Figure 14.3 The heating coils of an electric clothes dryer can be counter-wound so that their magnetic fields cancel one another, greatly reducing the mutual inductance with the case of the dryer.

Digital signal processing is another example in which mutual inductance is reduced by counter-winding coils. The rapid on/off emf representing 1s and 0s in a digital circuit creates a complex time-dependent magnetic field. An emf can be generated in neighboring conductors. If that conductor is also carrying a digital signal, the induced emf may be large enough to switch 1s and 0s, with consequences ranging from inconvenient to disastrous.

Example 14.1

Mutual Inductance

Figure 14.4 shows a coil of

N_{2}

turns and radius

R_{2}

surrounding a long solenoid of length

l_{1},

radius

R_{1},

and

N_{1}

turns. (a) What is the mutual inductance of the two coils? (b) If

N_{1} = 500 turns

N_{2} = 10 turns

R_{1} = 3.10 cm

l_{1} = 75.0 cm

, and the current in the solenoid is changing at a rate of 200 A/s, what is the emf induced in the surrounding coil?

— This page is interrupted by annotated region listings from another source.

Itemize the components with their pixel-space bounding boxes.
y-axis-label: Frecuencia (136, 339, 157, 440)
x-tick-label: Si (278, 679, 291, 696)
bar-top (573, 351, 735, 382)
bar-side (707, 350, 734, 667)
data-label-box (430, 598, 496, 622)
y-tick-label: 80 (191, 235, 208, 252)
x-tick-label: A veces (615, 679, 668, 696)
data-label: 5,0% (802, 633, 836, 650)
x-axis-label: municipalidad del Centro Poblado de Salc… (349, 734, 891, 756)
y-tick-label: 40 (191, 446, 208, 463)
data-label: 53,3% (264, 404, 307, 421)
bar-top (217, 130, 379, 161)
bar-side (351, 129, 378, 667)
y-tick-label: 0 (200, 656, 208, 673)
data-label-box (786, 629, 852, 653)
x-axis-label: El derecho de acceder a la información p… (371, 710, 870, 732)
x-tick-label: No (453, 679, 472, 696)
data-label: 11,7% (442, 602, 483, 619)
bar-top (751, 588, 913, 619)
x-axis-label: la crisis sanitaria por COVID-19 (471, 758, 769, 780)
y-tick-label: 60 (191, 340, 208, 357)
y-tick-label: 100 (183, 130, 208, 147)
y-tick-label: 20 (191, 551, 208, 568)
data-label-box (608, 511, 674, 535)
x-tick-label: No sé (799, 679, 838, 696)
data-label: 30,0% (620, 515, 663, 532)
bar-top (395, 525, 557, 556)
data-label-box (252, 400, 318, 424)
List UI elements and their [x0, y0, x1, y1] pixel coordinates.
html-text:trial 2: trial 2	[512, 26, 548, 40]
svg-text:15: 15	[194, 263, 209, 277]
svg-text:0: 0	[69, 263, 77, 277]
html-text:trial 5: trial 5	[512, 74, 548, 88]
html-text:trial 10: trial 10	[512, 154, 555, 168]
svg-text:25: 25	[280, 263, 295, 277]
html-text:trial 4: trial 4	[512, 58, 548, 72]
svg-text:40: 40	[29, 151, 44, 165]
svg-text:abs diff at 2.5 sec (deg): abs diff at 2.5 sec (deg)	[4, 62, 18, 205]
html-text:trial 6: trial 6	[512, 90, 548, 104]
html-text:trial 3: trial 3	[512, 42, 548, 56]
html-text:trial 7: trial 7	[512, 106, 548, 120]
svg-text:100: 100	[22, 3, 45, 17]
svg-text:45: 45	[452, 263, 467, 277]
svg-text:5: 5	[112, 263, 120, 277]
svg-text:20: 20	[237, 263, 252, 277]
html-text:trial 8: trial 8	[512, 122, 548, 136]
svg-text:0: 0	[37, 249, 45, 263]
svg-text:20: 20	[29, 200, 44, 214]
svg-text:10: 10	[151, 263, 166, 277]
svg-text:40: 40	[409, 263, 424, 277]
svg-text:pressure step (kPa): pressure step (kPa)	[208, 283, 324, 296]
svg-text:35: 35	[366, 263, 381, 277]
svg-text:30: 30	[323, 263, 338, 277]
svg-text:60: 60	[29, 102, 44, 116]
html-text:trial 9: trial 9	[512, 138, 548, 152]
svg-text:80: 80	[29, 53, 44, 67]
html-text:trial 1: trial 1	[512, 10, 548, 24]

Figure shows a solenoid, in the form of a long coil with a small diameter, that is concentrically arranged with another, bigger coil. The radius of the solenoid is R1 and that of the coil is R2. The length of the solenoid is l1.

Figure 14.4 A solenoid surrounded by a coil.

Strategy

There is no magnetic field outside the solenoid, and the field inside has magnitude

B_{1} = μ_{0} (N_{1} / l_{1}) I_{1}

and is directed parallel to the solenoid’s axis. We can use this magnetic field to find the magnetic flux through the surrounding coil and then use this flux to calculate the mutual inductance for part (a), using Equation 14.3. We solve part (b) by calculating the mutual inductance from the given quantities and using Equation 14.4 to calculate the induced emf.

Solution

The magnetic flux $Φ_{21}$ through the surrounding coil is
$Φ_{21} = B_{1} π R_{1}^{2} = \frac{μ_{0} N_{1} I_{1}}{l_{1}} π R_{1}^{2} .$
Now from Equation 14.3, the mutual inductance is
$M = \frac{N_{2} Φ_{21}}{I_{1}} = (\frac{N_{2}}{I_{1}}) (\frac{μ_{0} N_{1} I_{1}}{l_{1}}) π R_{1}^{2} = \frac{μ_{0} N_{1} N_{2} π R_{1}^{2}}{l_{1}} .$
Using the previous expression and the given values, the mutual inductance is
$\begin{matrix} M & = \frac{(4 π \times 10^{−7} T \cdot m/A) (500) (10) π {(0.0310 m)}^{2}}{0.750 m} \\ = 2.53 \times 10^{−5} H . \end{matrix}$
Thus, from Equation 14.4, the emf induced in the surrounding coil is
$\begin{matrix} ε_{2} & = − M \frac{d I_{1}}{d t} = − (2.53 \times 10^{−5} H) (200 A/s) \\ = −5.06 \times 10^{−3} V . \end{matrix}$

Significance

Notice that M in part (a) is independent of the radius

R_{2}

of the surrounding coil because the solenoid’s magnetic field is confined to its interior. In principle, we can also calculate M by finding the magnetic flux through the solenoid produced by the current in the surrounding coil. This approach is much more difficult because

Φ_{12}

is so complicated. However, since

M_{12} = M_{21},

we do know the result of this calculation.

Check Your Understanding 14.1

A current $I (t) = (5.0 A) sin ((120 π rad/s) t)$ flows through the solenoid of part (b) of Example 14.1. What is the maximum emf induced in the surrounding coil?